At 5:30 a.m. December 4, Ross got an emergency call from Reading Hospital. Gladfelter had stayed up all night worrying about his future. His worry restricted his diaphragm, making him feel like he was suffocating. On December 7, Gladfelter regained the ability to eat a grilled cheese sandwich. He also managed to grab his two personal breathing apparatuses and put them back on the table, over and over again. This took him one hour. He told Ross that in the animal kingdom, a creature like him would have been put out of its misery. Ross told him to be grateful he wasn’t a bull elk or wildebeest. That same day, he was put in a standing frame that allowed him to feel weight on his feet for the first time.


December 9 was his first day in Encompass. He got a Christmas tree, sent from Taiwan by his daughter Sierra and her husband Eben Yonnetti.


“I wake up feeling great,” he told Ross at the time, “clear-headed, feeling good, excited to start my day and work and get things done, then I try to move and I’m paralyzed.”


He told her that when he looked in the mirror, he didn’t recognize who he saw. In less than two weeks, he lost 20 pounds.


“My husband was disappearing before my eyes,” Ross wrote in a Facebook post.


On December 19, her birthday, Ross walked at Hawk Mountain and prayed for her husband. In her latest book, “Walking Toward Peace: Veterans Healing on America’s Trails,” Ross told the stories of veterans who treated their physical and psychological wounds by hiking in places like Hawk Mountain.

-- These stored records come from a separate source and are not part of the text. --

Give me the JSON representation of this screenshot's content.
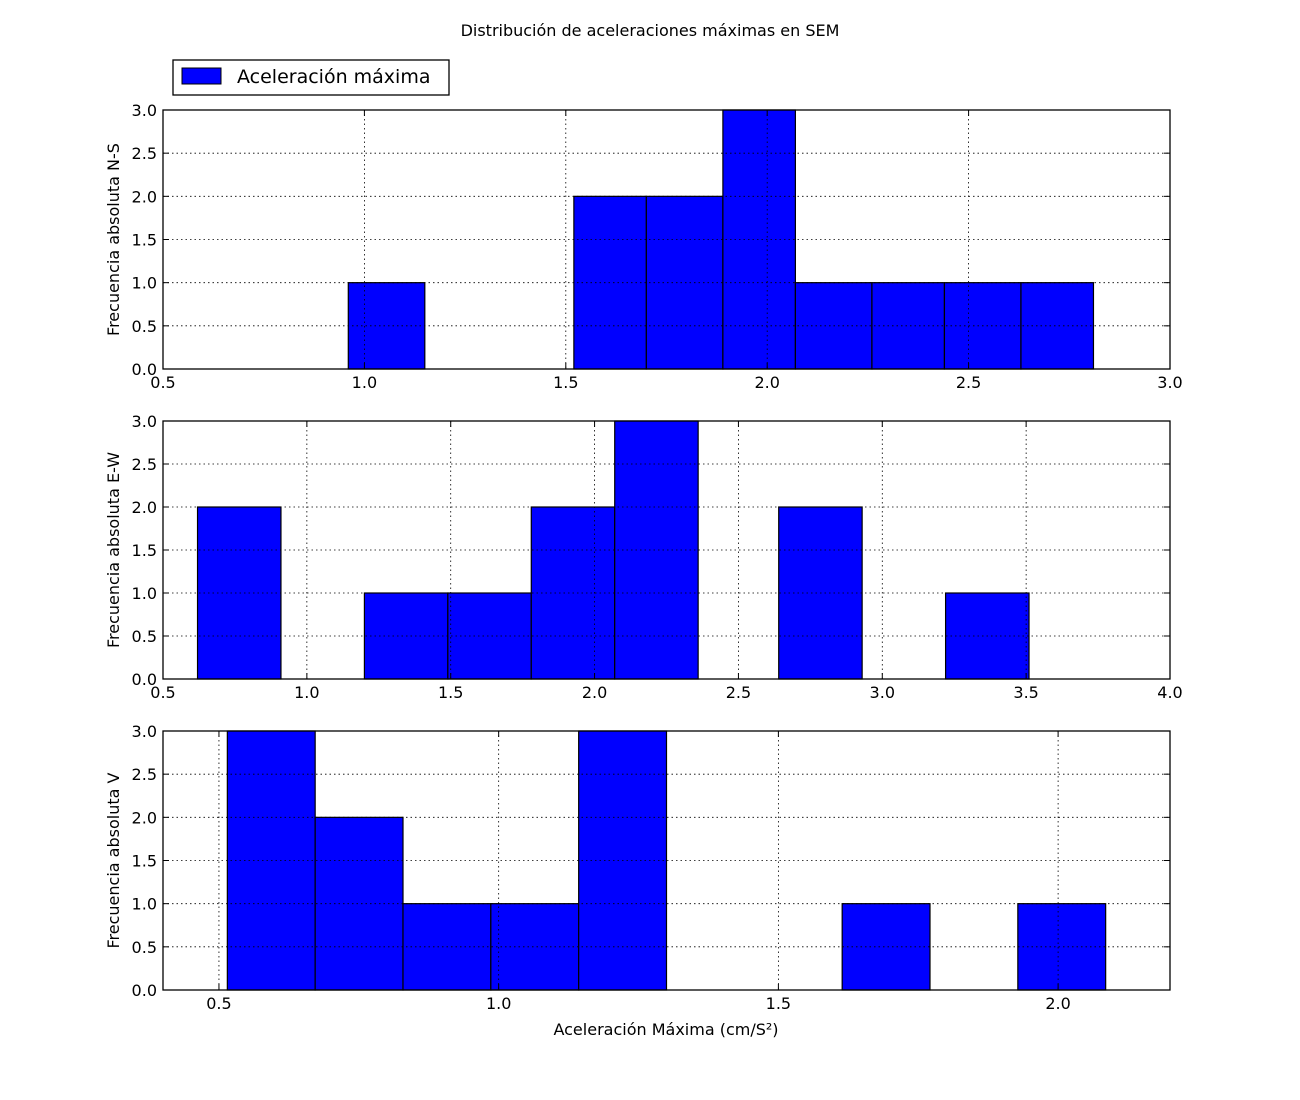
{
  "chart_data": {
    "type": "bar",
    "title": "Distribución de aceleraciones máximas en SEM",
    "xlabel": "Aceleración Máxima (cm/S²)",
    "legend": {
      "label": "Aceleración máxima",
      "placement": "top-left",
      "color": "#0000ff"
    },
    "bar_color": "#0000ff",
    "grid": true,
    "panels": [
      {
        "ylabel": "Frecuencia absoluta N-S",
        "xlim": [
          0.5,
          3.0
        ],
        "ylim": [
          0,
          3
        ],
        "xticks": [
          "0.5",
          "1.0",
          "1.5",
          "2.0",
          "2.5",
          "3.0"
        ],
        "yticks": [
          "0.0",
          "0.5",
          "1.0",
          "1.5",
          "2.0",
          "2.5",
          "3.0"
        ],
        "bins": [
          {
            "x0": 0.96,
            "x1": 1.15,
            "count": 1
          },
          {
            "x0": 1.52,
            "x1": 1.7,
            "count": 2
          },
          {
            "x0": 1.7,
            "x1": 1.89,
            "count": 2
          },
          {
            "x0": 1.89,
            "x1": 2.07,
            "count": 3
          },
          {
            "x0": 2.07,
            "x1": 2.26,
            "count": 1
          },
          {
            "x0": 2.26,
            "x1": 2.44,
            "count": 1
          },
          {
            "x0": 2.44,
            "x1": 2.63,
            "count": 1
          },
          {
            "x0": 2.63,
            "x1": 2.81,
            "count": 1
          }
        ]
      },
      {
        "ylabel": "Frecuencia absoluta E-W",
        "xlim": [
          0.5,
          4.0
        ],
        "ylim": [
          0,
          3
        ],
        "xticks": [
          "0.5",
          "1.0",
          "1.5",
          "2.0",
          "2.5",
          "3.0",
          "3.5",
          "4.0"
        ],
        "yticks": [
          "0.0",
          "0.5",
          "1.0",
          "1.5",
          "2.0",
          "2.5",
          "3.0"
        ],
        "bins": [
          {
            "x0": 0.62,
            "x1": 0.91,
            "count": 2
          },
          {
            "x0": 1.2,
            "x1": 1.49,
            "count": 1
          },
          {
            "x0": 1.49,
            "x1": 1.78,
            "count": 1
          },
          {
            "x0": 1.78,
            "x1": 2.07,
            "count": 2
          },
          {
            "x0": 2.07,
            "x1": 2.36,
            "count": 3
          },
          {
            "x0": 2.64,
            "x1": 2.93,
            "count": 2
          },
          {
            "x0": 3.22,
            "x1": 3.51,
            "count": 1
          }
        ]
      },
      {
        "ylabel": "Frecuencia absoluta V",
        "xlim": [
          0.4,
          2.2
        ],
        "ylim": [
          0,
          3
        ],
        "xticks": [
          "0.5",
          "1.0",
          "1.5",
          "2.0"
        ],
        "xtick_values": [
          0.5,
          1.0,
          1.5,
          2.0
        ],
        "yticks": [
          "0.0",
          "0.5",
          "1.0",
          "1.5",
          "2.0",
          "2.5",
          "3.0"
        ],
        "bins": [
          {
            "x0": 0.515,
            "x1": 0.672,
            "count": 3
          },
          {
            "x0": 0.672,
            "x1": 0.829,
            "count": 2
          },
          {
            "x0": 0.829,
            "x1": 0.986,
            "count": 1
          },
          {
            "x0": 0.986,
            "x1": 1.143,
            "count": 1
          },
          {
            "x0": 1.143,
            "x1": 1.3,
            "count": 3
          },
          {
            "x0": 1.614,
            "x1": 1.771,
            "count": 1
          },
          {
            "x0": 1.928,
            "x1": 2.085,
            "count": 1
          }
        ]
      }
    ]
  }
}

She and Gladfelter organize nature activities for veterans through their nonprofit, River House PA.


“I understand mostly what they went through and how far they were able to come,” she said. “Hearing their stories and writing about them over the years, gives us great hope.”


The veterans admired Gladfelter’s quiet demeanor, which Ross called that of “a man who knows what makes him happy in life.” He grew his own food, built his own house and lived off the land. In a civilian life that seemed devoid of structure, he was the exemplar of a man with purpose. Now, they are unsure of how to respond to a tragedy that reminds them of their own trauma.

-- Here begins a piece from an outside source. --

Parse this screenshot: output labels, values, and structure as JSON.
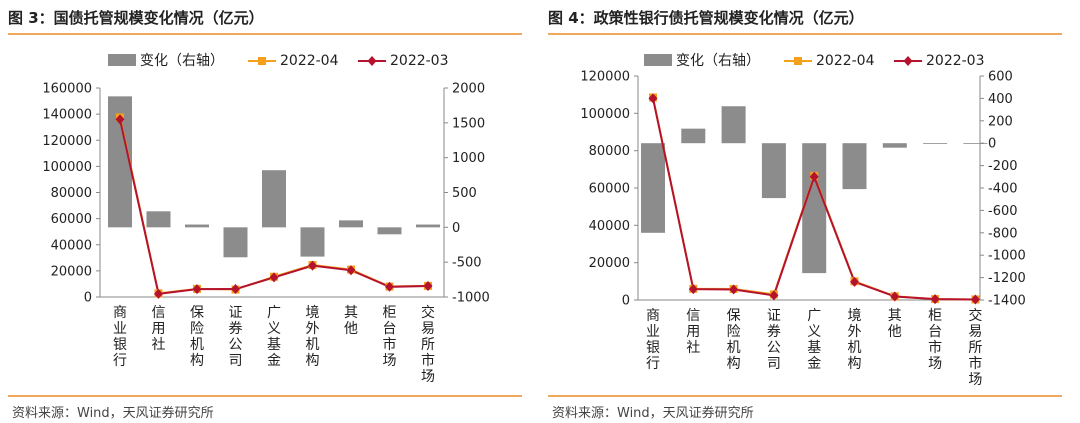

“They loved him to death,” Ross said. “One guy came over who doesn’t really show emotion, and he cried. You know, he never cries! They don’t know how to handle their grief over this, and they don’t want to put it on us.”


Ross was especially inspired by one veteran who survived an explosion. His physical therapist told him he would never walk again. He lay on the floor for nine months and pulled his leg back and forth with a rope for nine hours a day, until he felt a muscle twitch. That was the beginning of him learning how to walk again. One day, Gladfelter was supposed to be in therapy for 30 minutes, but he stayed for an hour and a half, until he was the last one there.


“A lot of it has to do with deciding you’re not gonna quit,” Ross said.